The creation of screenwriters James Whiton and William Goldstein, Phibes was portrayed in their original screenplay, The Curses of Dr. Pibe (not a typo on my part, the character’s surname was subsequently altered) in a much more serious vein. Their intended film was both dramatic and horrific and much more in keeping with the tone of horror films of the early 1970s. It is a far cry from the blackly-humored, deliberately anachronistic 1920s period piece resplendent in Art Deco designs that Fuest delivered to AIP.
Dr. Phibes is said to hold doctorates in both music and bio-physics. Phibes is an acclaimed organist and composer and, in private, an eccentric and reclusive inventor. He is hopelessly devoted to his beautiful young wife, Victoria (played in both films by the lovely Caroline Munro) who dies on an operating table following a car crash that leaves her husband horribly disfigured with a literal death’s head in place of a face.
Victoria’s death drives Phibes insane.
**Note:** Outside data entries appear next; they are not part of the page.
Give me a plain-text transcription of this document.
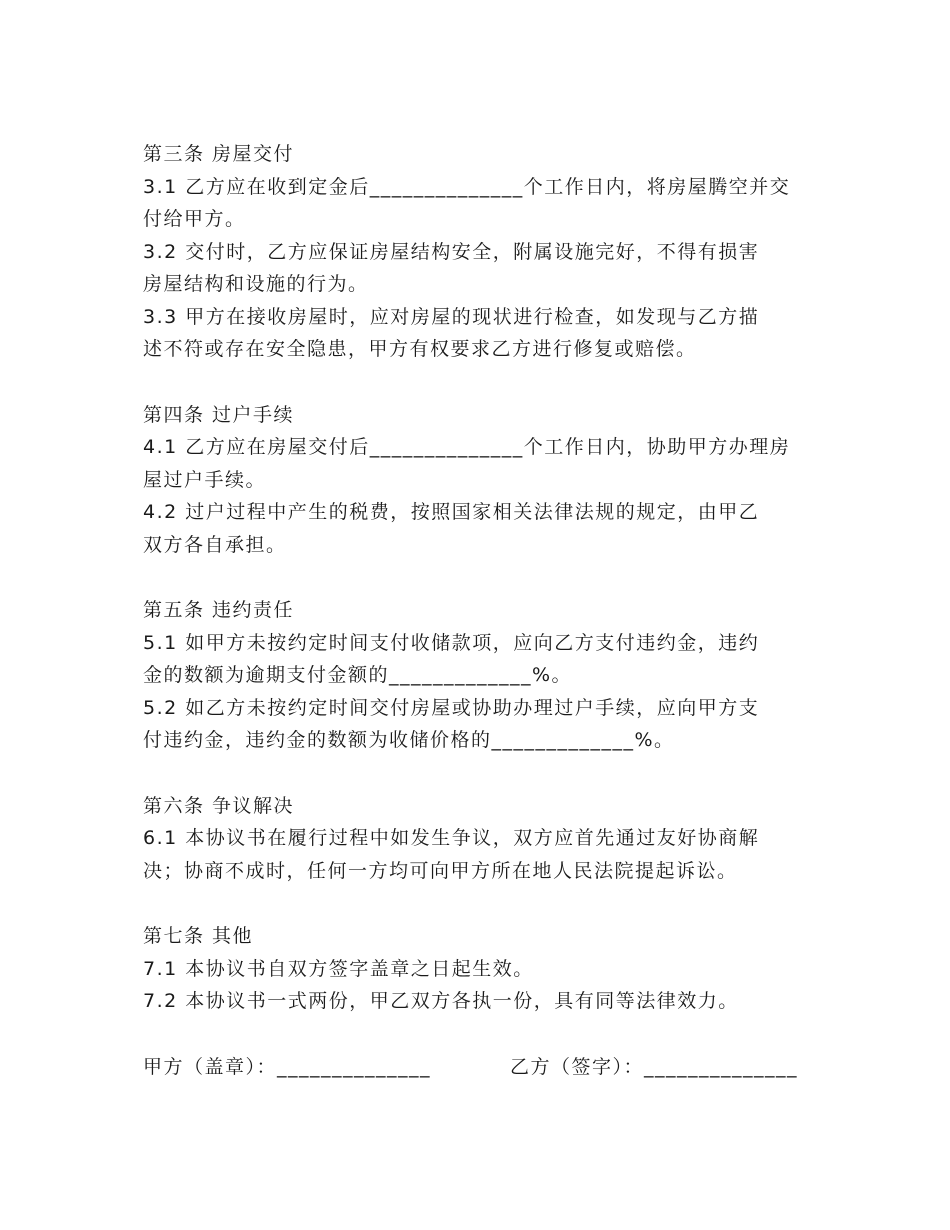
第三条 房屋交付
3.1 乙方应在收到定金后______________个工作日内，将房屋腾空并交
付给甲方。
3.2 交付时，乙方应保证房屋结构安全，附属设施完好，不得有损害
房屋结构和设施的行为。
3.3 甲方在接收房屋时，应对房屋的现状进行检查，如发现与乙方描
述不符或存在安全隐患，甲方有权要求乙方进行修复或赔偿。
第四条 过户手续
4.1 乙方应在房屋交付后______________个工作日内，协助甲方办理房
屋过户手续。
4.2 过户过程中产生的税费，按照国家相关法律法规的规定，由甲乙
双方各自承担。
第五条 违约责任
5.1 如甲方未按约定时间支付收储款项，应向乙方支付违约金，违约
金的数额为逾期支付金额的_____________%。
5.2 如乙方未按约定时间交付房屋或协助办理过户手续，应向甲方支
付违约金，违约金的数额为收储价格的_____________%。
第六条 争议解决
6.1 本协议书在履行过程中如发生争议，双方应首先通过友好协商解
决；协商不成时，任何一方均可向甲方所在地人民法院提起诉讼。
第七条 其他
7.1 本协议书自双方签字盖章之日起生效。
7.2 本协议书一式两份，甲乙双方各执一份，具有同等法律效力。
甲方（盖章）：______________	乙方（签字）：______________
He allows the world to think him dead and sets out to exact revenge on the surgical team he holds accountable for her death. He employs the G’tach, the Biblical ten curses of Egypt as his means of assassinating each member of the surgical team. The murders are investigated by a hapless Scotland Yard detective, Inspector Trout (wonderfully underplayed by Peter Jeffrey).
Vincent Price turns in an amazing performance as Phibes. His character’s vocal chords were damaged in the accident. He speaks only with the aid of one of his inventions. For much of the film, Phibes wears a face mask (Price’s own face), but his lips never move while talking. Remarkably, the performance never suffers as Price compensates by conveying so much with his expressions.